Phil Daro, one of the lead writers of the Common Core math standards, pointed out that students are asked to do multistep problems in the classroom, however. “You have to have them on the test,” he said.

Of course, paper-and-pencil tests don’t only rely on multiple-choice questions. They’ll also include open response questions, like the New York examples, where students are given a standard word problem and asked to show their work before writing down an answer.

These questions take more time and money to grade, and are more prone to human error while grading, but there are pluses. Like the write-in answer on the above PARCC example, short answer math questions eliminate students’ ability to guess with the added benefit of allowing students to get partial credit, if they set up the problem correctly but make an error adding two fractions, for instance.

PARCC sometimes mimics that process with a question like this, which requires students to first write out the expression they’d use to find the answer.

Regardless of whether a question is multiple choice or open response, clarity matters a lot. That’s a particularly important consideration on math tests, where you run the risk of a student getting a question wrong because of weak reading skills rather than weak math skills.

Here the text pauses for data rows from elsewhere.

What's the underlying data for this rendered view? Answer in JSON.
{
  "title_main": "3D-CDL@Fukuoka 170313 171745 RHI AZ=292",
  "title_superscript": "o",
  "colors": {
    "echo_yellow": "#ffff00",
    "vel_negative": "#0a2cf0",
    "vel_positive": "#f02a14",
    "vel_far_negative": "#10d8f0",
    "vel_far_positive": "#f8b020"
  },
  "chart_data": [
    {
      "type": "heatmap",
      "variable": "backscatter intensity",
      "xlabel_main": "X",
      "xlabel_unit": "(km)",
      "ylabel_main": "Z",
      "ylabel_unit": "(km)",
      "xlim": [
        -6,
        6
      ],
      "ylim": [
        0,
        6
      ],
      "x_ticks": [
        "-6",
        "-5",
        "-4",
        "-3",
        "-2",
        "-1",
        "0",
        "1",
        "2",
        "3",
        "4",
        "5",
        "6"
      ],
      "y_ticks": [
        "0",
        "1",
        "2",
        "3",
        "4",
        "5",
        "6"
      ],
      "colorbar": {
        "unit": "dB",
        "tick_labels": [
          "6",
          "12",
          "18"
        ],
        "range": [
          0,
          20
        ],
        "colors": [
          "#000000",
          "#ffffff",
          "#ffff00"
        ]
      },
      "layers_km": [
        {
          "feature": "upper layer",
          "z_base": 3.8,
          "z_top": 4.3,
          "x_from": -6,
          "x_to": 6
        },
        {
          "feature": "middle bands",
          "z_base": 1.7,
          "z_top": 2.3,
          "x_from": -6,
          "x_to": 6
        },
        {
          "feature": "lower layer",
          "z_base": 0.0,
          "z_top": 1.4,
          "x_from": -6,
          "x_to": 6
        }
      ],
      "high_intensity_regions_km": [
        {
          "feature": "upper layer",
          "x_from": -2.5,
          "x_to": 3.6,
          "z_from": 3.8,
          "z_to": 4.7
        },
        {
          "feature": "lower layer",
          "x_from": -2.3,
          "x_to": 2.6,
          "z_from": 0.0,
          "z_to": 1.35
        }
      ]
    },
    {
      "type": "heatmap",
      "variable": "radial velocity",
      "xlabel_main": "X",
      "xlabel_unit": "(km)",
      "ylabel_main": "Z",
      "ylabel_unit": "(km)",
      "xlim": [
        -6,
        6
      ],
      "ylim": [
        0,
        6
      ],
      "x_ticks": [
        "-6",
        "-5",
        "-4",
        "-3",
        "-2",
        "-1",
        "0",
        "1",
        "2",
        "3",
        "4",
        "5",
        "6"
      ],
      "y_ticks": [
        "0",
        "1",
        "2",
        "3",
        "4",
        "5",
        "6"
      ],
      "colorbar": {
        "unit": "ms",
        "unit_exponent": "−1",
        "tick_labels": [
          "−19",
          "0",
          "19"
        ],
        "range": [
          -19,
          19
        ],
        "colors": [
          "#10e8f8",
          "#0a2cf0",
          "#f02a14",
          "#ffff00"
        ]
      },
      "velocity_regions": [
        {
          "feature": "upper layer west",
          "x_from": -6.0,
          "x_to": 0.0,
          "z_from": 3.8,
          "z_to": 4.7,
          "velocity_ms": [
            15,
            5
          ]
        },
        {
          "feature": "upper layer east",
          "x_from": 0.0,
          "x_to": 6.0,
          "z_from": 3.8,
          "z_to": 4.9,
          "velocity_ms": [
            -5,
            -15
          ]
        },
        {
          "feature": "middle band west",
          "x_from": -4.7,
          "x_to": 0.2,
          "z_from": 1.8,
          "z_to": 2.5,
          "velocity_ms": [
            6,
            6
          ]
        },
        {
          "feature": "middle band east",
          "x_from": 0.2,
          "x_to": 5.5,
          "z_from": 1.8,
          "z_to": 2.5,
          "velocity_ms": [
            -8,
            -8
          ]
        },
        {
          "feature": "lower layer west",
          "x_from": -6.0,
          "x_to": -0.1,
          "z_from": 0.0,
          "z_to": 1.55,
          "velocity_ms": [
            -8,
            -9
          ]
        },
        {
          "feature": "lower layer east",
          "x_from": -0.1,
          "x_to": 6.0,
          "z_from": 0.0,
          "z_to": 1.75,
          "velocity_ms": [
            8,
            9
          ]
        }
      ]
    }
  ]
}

Daro pointed to this ACT Aspire question as an example of “inconsiderate” writing:

He suggested the phrasing could have been made better for a fifth grader by using consistent language and saying “Mario divided his circle into two equal sections.” And the instructions were particularly confusing. “Selecting a word that names the fraction?” Daro said. “That’s like a grammarian talking, not a fifth grader.”

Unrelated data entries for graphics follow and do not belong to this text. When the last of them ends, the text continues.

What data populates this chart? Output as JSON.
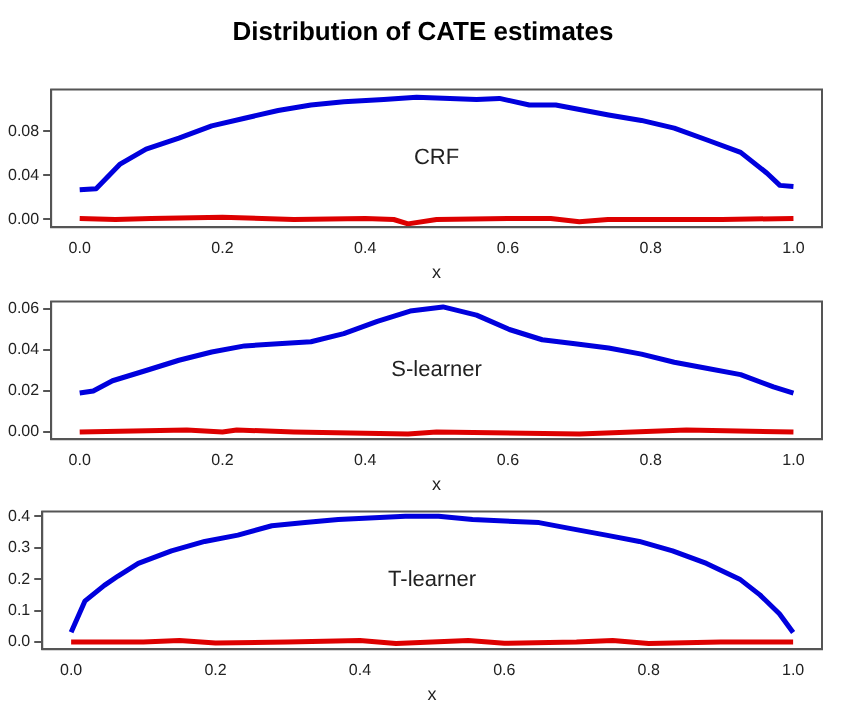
{
  "chart_data": [
    {
      "type": "line",
      "title": "Distribution of CATE estimates",
      "xlabel": "x",
      "annotations": [
        "CRF"
      ],
      "grid": false,
      "marker": "none",
      "line_style": "solid",
      "xlim": [
        -0.04,
        1.04
      ],
      "xticks": [
        {
          "value": 0,
          "label": "0.0"
        },
        {
          "value": 0.2,
          "label": "0.2"
        },
        {
          "value": 0.4,
          "label": "0.4"
        },
        {
          "value": 0.6,
          "label": "0.6"
        },
        {
          "value": 0.8,
          "label": "0.8"
        },
        {
          "value": 1,
          "label": "1.0"
        }
      ],
      "ylim": [
        -0.007,
        0.118
      ],
      "yticks": [
        {
          "value": 0,
          "label": "0.00"
        },
        {
          "value": 0.04,
          "label": "0.04"
        },
        {
          "value": 0.08,
          "label": "0.08"
        }
      ],
      "series": [
        {
          "color": "#0000dd",
          "x": [
            0,
            0.023,
            0.056,
            0.093,
            0.139,
            0.185,
            0.231,
            0.278,
            0.324,
            0.37,
            0.426,
            0.472,
            0.556,
            0.588,
            0.63,
            0.667,
            0.741,
            0.787,
            0.833,
            0.88,
            0.926,
            0.963,
            0.981,
            1.0
          ],
          "values": [
            0.027,
            0.028,
            0.05,
            0.064,
            0.074,
            0.085,
            0.092,
            0.099,
            0.104,
            0.107,
            0.109,
            0.111,
            0.109,
            0.11,
            0.104,
            0.104,
            0.095,
            0.09,
            0.083,
            0.072,
            0.061,
            0.042,
            0.031,
            0.03
          ]
        },
        {
          "color": "#dd0000",
          "x": [
            0,
            0.05,
            0.1,
            0.2,
            0.3,
            0.4,
            0.44,
            0.46,
            0.5,
            0.6,
            0.66,
            0.7,
            0.74,
            0.8,
            0.9,
            1.0
          ],
          "values": [
            0.001,
            0.0,
            0.001,
            0.002,
            0.0,
            0.001,
            0.0,
            -0.004,
            0.0,
            0.001,
            0.001,
            -0.002,
            0.0,
            0.0,
            0.0,
            0.001
          ]
        }
      ]
    },
    {
      "type": "line",
      "xlabel": "x",
      "annotations": [
        "S-learner"
      ],
      "grid": false,
      "marker": "none",
      "line_style": "solid",
      "xlim": [
        -0.04,
        1.04
      ],
      "xticks": [
        {
          "value": 0,
          "label": "0.0"
        },
        {
          "value": 0.2,
          "label": "0.2"
        },
        {
          "value": 0.4,
          "label": "0.4"
        },
        {
          "value": 0.6,
          "label": "0.6"
        },
        {
          "value": 0.8,
          "label": "0.8"
        },
        {
          "value": 1,
          "label": "1.0"
        }
      ],
      "ylim": [
        -0.0035,
        0.0636
      ],
      "yticks": [
        {
          "value": 0,
          "label": "0.00"
        },
        {
          "value": 0.02,
          "label": "0.02"
        },
        {
          "value": 0.04,
          "label": "0.04"
        },
        {
          "value": 0.06,
          "label": "0.06"
        }
      ],
      "series": [
        {
          "color": "#0000dd",
          "x": [
            0,
            0.019,
            0.046,
            0.093,
            0.139,
            0.185,
            0.231,
            0.278,
            0.324,
            0.37,
            0.417,
            0.463,
            0.509,
            0.556,
            0.602,
            0.648,
            0.694,
            0.741,
            0.787,
            0.833,
            0.88,
            0.926,
            0.972,
            1.0
          ],
          "values": [
            0.019,
            0.02,
            0.025,
            0.03,
            0.035,
            0.039,
            0.042,
            0.043,
            0.044,
            0.048,
            0.054,
            0.059,
            0.061,
            0.057,
            0.05,
            0.045,
            0.043,
            0.041,
            0.038,
            0.034,
            0.031,
            0.028,
            0.022,
            0.019
          ]
        },
        {
          "color": "#dd0000",
          "x": [
            0,
            0.15,
            0.2,
            0.22,
            0.3,
            0.46,
            0.5,
            0.7,
            0.85,
            1.0
          ],
          "values": [
            0.0,
            0.001,
            0.0,
            0.001,
            0.0,
            -0.001,
            0.0,
            -0.001,
            0.001,
            0.0
          ]
        }
      ]
    },
    {
      "type": "line",
      "xlabel": "x",
      "annotations": [
        "T-learner"
      ],
      "grid": false,
      "marker": "none",
      "line_style": "solid",
      "xlim": [
        -0.04,
        1.04
      ],
      "xticks": [
        {
          "value": 0,
          "label": "0.0"
        },
        {
          "value": 0.2,
          "label": "0.2"
        },
        {
          "value": 0.4,
          "label": "0.4"
        },
        {
          "value": 0.6,
          "label": "0.6"
        },
        {
          "value": 0.8,
          "label": "0.8"
        },
        {
          "value": 1,
          "label": "1.0"
        }
      ],
      "ylim": [
        -0.023,
        0.415
      ],
      "yticks": [
        {
          "value": 0,
          "label": "0.0"
        },
        {
          "value": 0.1,
          "label": "0.1"
        },
        {
          "value": 0.2,
          "label": "0.2"
        },
        {
          "value": 0.3,
          "label": "0.3"
        },
        {
          "value": 0.4,
          "label": "0.4"
        }
      ],
      "series": [
        {
          "color": "#0000dd",
          "x": [
            0,
            0.019,
            0.046,
            0.065,
            0.093,
            0.139,
            0.185,
            0.231,
            0.278,
            0.324,
            0.37,
            0.463,
            0.509,
            0.556,
            0.648,
            0.694,
            0.741,
            0.787,
            0.833,
            0.88,
            0.926,
            0.954,
            0.981,
            1.0
          ],
          "values": [
            0.031,
            0.13,
            0.18,
            0.21,
            0.25,
            0.29,
            0.32,
            0.34,
            0.37,
            0.38,
            0.39,
            0.4,
            0.4,
            0.39,
            0.38,
            0.36,
            0.34,
            0.32,
            0.29,
            0.25,
            0.2,
            0.15,
            0.09,
            0.03
          ]
        },
        {
          "color": "#dd0000",
          "x": [
            0,
            0.1,
            0.15,
            0.2,
            0.3,
            0.4,
            0.45,
            0.5,
            0.55,
            0.6,
            0.7,
            0.75,
            0.8,
            0.9,
            1.0
          ],
          "values": [
            0.0,
            0.0,
            0.005,
            -0.003,
            0.0,
            0.005,
            -0.005,
            0.0,
            0.005,
            -0.004,
            0.0,
            0.005,
            -0.005,
            0.0,
            0.0
          ]
        }
      ]
    }
  ]
}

The range of ambiguity in question phrasing is highlighted by these two PARCC items.

The first question’s wording is straightforward, the experts said. The second is more convoluted. In part it’s because the questions are attempting to assess different things. The first just checks if students can subtract fractions, while the second tries to measure students reasoning. (If you’re curious but all the fractions are making you cross-eyed, the correct answer is B and E.)

Daro criticized the test makers for using multiple choice at all to attempt to test how students think. “Multiple choice is the wrong genre for that,” he said. “Either have the kid produce the argument or show them a single argument and have them critique that.”

He also cautioned against blaming Common Core for poorly written test questions – particularly when many, if not all of these items could have been on old exams. Many people think that “whenever you see something that looks odd, it’s because of the Common Core, but that’s just not true,” he said. “Standards can differ in ways that don’t manifest in different items on a test.”